According to Agriculture Secretary Tom Vilsack, The Hill’s Ben Goad and Justin Sink report, “the food industry spends roughly $149 million per year on marketing in schools, with 93% of that money promoting the marketing of beverages.”
“If you can’t sell it, you really ought not be able to market it,” Vilsack said.
“The American Beverage Association, which represents companies including Coca-Cola, PepsiCo and Dr Pepper Snapple Group, said it supported the signage restrictions as ‘the logical next step’ in regulating food and beverages in schools,” the WSJ’s Gasparro and Esterl report.
In fact, it says it’s “leading the way” in “delivering innovation and proactive initiatives to our nation’s schools.”
“The healthier food rules have come under fire from conservatives who think the government shouldn't dictate what kids eat — and from some students who don't like the healthier foods,” points out the AP’s Mary Clare Jalonick. “Aware of the backlash, the USDA is allowing schools to make some of their own decisions on what constitutes marketing and asking for comments on some options. For example, the proposal asks for comments on initiatives like Pizza Hut's ‘Book It’ program, which coordinates with schools to reward kids with pizza for reading.”
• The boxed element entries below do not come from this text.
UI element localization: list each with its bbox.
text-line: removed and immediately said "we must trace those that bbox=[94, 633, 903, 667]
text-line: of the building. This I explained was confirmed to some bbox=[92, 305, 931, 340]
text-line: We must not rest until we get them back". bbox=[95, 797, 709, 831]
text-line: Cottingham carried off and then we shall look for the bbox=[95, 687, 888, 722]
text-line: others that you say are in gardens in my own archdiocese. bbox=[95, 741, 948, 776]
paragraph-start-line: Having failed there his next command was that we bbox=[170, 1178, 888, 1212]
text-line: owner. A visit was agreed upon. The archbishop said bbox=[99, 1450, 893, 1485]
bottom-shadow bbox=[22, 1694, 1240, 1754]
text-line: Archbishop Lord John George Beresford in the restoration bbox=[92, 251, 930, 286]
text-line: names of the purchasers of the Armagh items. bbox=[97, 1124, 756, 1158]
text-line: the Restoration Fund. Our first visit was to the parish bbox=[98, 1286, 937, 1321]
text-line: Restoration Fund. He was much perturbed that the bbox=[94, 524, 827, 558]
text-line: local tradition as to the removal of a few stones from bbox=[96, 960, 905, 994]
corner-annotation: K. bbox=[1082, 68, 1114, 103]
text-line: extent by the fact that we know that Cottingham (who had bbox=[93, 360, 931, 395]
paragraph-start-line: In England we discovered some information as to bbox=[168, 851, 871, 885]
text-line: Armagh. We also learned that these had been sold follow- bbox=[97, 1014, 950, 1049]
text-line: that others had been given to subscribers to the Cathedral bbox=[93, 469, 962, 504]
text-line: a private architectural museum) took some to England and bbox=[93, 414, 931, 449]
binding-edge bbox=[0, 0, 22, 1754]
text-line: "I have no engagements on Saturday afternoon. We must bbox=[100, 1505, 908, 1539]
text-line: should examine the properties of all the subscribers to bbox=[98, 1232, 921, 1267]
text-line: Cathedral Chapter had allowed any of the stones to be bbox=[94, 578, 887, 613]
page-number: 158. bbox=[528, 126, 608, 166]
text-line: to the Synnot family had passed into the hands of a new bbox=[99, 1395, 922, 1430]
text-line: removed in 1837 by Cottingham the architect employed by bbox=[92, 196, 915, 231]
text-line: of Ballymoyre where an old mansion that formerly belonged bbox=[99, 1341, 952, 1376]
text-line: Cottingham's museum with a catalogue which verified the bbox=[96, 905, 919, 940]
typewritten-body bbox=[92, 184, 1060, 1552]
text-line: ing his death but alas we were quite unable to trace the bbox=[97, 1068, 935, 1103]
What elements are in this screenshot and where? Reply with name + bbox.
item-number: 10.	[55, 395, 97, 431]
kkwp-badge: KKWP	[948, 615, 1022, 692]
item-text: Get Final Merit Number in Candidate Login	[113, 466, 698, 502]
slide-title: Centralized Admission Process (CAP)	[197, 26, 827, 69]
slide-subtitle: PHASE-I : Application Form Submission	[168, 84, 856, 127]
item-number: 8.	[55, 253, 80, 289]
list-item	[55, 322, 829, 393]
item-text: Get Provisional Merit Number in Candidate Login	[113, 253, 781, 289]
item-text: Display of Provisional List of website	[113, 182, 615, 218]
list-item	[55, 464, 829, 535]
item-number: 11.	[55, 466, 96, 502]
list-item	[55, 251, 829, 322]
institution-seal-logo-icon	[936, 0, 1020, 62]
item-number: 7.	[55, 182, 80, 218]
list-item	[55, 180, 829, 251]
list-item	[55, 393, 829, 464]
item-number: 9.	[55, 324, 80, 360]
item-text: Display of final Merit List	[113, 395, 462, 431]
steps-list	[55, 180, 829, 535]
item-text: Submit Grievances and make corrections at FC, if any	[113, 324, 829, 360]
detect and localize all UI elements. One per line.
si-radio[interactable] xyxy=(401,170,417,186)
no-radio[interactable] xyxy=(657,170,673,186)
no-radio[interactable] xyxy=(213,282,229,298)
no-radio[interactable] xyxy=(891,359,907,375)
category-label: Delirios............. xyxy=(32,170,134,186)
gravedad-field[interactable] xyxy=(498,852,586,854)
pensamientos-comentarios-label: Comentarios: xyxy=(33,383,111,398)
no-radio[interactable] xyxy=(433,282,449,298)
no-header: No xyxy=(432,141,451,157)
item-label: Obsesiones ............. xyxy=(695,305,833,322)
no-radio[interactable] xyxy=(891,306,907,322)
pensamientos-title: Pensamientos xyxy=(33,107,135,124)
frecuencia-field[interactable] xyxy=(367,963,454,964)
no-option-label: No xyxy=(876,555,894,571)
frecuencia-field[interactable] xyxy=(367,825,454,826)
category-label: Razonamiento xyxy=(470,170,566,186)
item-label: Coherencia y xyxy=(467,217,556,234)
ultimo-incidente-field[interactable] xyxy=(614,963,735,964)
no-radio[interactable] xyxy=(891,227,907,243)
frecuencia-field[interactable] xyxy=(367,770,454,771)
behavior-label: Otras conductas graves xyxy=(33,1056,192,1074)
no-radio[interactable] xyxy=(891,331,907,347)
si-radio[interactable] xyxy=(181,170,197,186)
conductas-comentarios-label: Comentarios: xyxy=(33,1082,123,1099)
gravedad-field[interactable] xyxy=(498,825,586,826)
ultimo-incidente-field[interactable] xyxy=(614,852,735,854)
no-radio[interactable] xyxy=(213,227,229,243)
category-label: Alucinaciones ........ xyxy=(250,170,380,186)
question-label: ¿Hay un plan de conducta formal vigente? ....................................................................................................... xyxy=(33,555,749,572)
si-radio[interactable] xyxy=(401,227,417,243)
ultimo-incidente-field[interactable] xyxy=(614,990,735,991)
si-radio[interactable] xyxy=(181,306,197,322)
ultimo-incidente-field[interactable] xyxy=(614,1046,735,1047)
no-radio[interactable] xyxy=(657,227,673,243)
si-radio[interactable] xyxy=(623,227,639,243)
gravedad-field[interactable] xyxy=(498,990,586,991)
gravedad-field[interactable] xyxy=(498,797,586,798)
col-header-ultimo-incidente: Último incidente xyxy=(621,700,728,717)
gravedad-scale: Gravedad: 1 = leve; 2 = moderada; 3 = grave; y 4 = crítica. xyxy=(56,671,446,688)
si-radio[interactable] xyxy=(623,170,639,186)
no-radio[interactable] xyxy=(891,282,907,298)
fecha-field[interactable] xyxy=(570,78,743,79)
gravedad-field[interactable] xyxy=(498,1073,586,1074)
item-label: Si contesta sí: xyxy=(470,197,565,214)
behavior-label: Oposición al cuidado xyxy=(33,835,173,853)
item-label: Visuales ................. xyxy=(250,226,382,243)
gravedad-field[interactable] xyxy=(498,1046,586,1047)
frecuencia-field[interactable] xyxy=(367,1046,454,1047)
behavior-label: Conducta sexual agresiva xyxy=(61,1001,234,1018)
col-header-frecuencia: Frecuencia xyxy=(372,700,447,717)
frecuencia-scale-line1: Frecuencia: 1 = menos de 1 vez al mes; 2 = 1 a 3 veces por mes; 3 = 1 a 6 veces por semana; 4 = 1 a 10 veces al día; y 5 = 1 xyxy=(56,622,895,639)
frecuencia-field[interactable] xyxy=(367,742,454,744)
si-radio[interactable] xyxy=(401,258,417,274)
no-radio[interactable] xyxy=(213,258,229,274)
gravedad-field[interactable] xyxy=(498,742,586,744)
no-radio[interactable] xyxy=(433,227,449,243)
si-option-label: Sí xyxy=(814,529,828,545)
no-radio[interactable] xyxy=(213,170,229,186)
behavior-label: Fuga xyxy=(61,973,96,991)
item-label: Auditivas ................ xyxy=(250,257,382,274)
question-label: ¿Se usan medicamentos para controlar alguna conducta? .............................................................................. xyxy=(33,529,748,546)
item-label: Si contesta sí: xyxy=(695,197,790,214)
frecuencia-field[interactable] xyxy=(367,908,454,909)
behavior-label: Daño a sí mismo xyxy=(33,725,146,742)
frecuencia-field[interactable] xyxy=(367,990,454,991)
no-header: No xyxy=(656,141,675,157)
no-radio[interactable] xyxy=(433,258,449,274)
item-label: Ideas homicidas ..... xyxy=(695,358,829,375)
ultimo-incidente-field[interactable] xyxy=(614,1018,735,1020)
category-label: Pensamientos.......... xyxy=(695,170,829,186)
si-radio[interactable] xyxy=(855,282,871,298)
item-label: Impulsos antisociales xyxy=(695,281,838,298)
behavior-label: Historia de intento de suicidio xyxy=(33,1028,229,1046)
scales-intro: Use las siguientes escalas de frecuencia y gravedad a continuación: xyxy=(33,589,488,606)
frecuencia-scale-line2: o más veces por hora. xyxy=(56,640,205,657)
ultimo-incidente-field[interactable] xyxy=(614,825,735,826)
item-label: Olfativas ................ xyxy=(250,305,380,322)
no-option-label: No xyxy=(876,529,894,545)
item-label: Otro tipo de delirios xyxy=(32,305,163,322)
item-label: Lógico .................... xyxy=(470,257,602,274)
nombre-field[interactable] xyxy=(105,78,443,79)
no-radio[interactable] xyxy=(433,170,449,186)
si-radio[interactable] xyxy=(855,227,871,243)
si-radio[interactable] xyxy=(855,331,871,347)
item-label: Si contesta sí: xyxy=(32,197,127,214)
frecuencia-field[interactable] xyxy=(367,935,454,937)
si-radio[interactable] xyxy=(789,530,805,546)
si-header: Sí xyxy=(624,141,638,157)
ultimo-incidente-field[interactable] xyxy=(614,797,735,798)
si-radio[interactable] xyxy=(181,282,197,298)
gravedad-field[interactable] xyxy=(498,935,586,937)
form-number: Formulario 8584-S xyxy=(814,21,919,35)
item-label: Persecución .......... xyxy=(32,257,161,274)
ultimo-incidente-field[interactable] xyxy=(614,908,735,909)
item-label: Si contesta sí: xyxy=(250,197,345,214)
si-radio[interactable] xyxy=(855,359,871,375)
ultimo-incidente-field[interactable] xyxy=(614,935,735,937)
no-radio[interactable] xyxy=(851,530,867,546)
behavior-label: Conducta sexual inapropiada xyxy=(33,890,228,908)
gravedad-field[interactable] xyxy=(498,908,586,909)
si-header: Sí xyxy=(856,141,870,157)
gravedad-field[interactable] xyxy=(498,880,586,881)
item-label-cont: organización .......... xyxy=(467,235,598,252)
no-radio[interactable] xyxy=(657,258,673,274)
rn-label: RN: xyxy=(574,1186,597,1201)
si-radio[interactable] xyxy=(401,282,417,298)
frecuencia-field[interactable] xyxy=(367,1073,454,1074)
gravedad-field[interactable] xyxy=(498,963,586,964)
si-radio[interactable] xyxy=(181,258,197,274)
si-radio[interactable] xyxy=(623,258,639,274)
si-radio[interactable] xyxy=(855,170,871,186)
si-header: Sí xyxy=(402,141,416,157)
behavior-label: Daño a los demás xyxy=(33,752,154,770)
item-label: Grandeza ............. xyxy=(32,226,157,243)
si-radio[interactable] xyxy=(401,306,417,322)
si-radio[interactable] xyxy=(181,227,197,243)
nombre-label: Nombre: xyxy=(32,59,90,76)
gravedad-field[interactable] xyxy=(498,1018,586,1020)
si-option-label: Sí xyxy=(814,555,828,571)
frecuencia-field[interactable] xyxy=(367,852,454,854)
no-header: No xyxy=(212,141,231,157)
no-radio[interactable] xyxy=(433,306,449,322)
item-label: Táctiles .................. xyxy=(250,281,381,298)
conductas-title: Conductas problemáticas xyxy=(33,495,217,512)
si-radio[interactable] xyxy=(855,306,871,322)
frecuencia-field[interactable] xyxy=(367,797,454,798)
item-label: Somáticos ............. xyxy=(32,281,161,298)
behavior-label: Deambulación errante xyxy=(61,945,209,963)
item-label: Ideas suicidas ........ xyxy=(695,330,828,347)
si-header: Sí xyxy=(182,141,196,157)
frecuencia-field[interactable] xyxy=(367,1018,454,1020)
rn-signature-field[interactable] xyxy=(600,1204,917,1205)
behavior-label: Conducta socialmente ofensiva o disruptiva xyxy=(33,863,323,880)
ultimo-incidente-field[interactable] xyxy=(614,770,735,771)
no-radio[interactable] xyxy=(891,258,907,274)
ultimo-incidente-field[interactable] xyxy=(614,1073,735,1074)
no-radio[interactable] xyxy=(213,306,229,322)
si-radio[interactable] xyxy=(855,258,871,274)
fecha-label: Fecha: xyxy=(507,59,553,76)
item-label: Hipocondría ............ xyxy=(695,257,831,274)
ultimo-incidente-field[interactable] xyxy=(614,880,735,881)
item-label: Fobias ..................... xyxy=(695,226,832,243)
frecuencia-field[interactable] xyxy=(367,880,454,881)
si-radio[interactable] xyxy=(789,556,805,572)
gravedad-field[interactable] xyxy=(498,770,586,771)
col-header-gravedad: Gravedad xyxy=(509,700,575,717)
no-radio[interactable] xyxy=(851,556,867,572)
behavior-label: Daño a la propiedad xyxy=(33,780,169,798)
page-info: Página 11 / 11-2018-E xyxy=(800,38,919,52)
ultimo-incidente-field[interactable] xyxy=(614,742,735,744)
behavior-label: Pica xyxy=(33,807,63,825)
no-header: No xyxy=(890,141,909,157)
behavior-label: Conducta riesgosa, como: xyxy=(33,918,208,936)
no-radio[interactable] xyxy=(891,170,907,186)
And it’s not going to tell the PTSA how to run a bake sale either, Jalonick tells us.
In an expansion of a pilot program, the White House also announced yesterday that “schools in which 40% or more of students meet free- and reduced-cost lunch requirements” will be able to offer free meals to all their students, reports the Christian Science Monitor’s Amanda Paulson. About nine million children in more than 22,000 schools nationwide could be affected.
“This could have amazing implications,” Marlene Schwartz, deputy director for the Rudd Center for Food Policy & Obesity at Yale University, tells Paulson. “If a lot of districts do that, and start having lunch available without having to worry about money, it takes the stigma away.”
And, Schwartz points out, “The best way to learn about nutrition is to eat it.”
Meanwhile, most headlines are going with the good news that the obesity rate of children aged 2 to 5 dropped to 8.4% in the years 2011-2012 from 13.9%. But “that remarkable change occurred even as the obesity rates in adults, teens, and older children remained steady, according to a new report by the Centers for Disease Control in the Journal of the American Medical Association,” reportsBloomberg BusinessWeek’s Vanessa Wong in a story with five comparative charts.
“Obesity among the elderly, particularly women ages 60 and older, became more prevalent during the period,” one of them points out. Overall, 34.9% of adults have a Body Mass Index (BMI) higher than 30.
“Collectively, we will not make a big dent in obesity until we shift our cultural notion of a 'proper meal' to match the reality of our sedentary and technology-assisted lifestyles,” Mark Berman, a physician with One Medical Group, says in a story by Healthline’s Brian Krans. “This means shifting the focus of our diets away from highly refined grains and calorie-dense animal products, towards more nutrient-dense, plant-based foods.”
Hey, if the likes of Manischewitz and Terra Sweet Potato Chips can rate a gentlemarketer’s B- on Fooducate, other processed junk foods presumably can, too. And we’ll all be happy — in moderation, of course.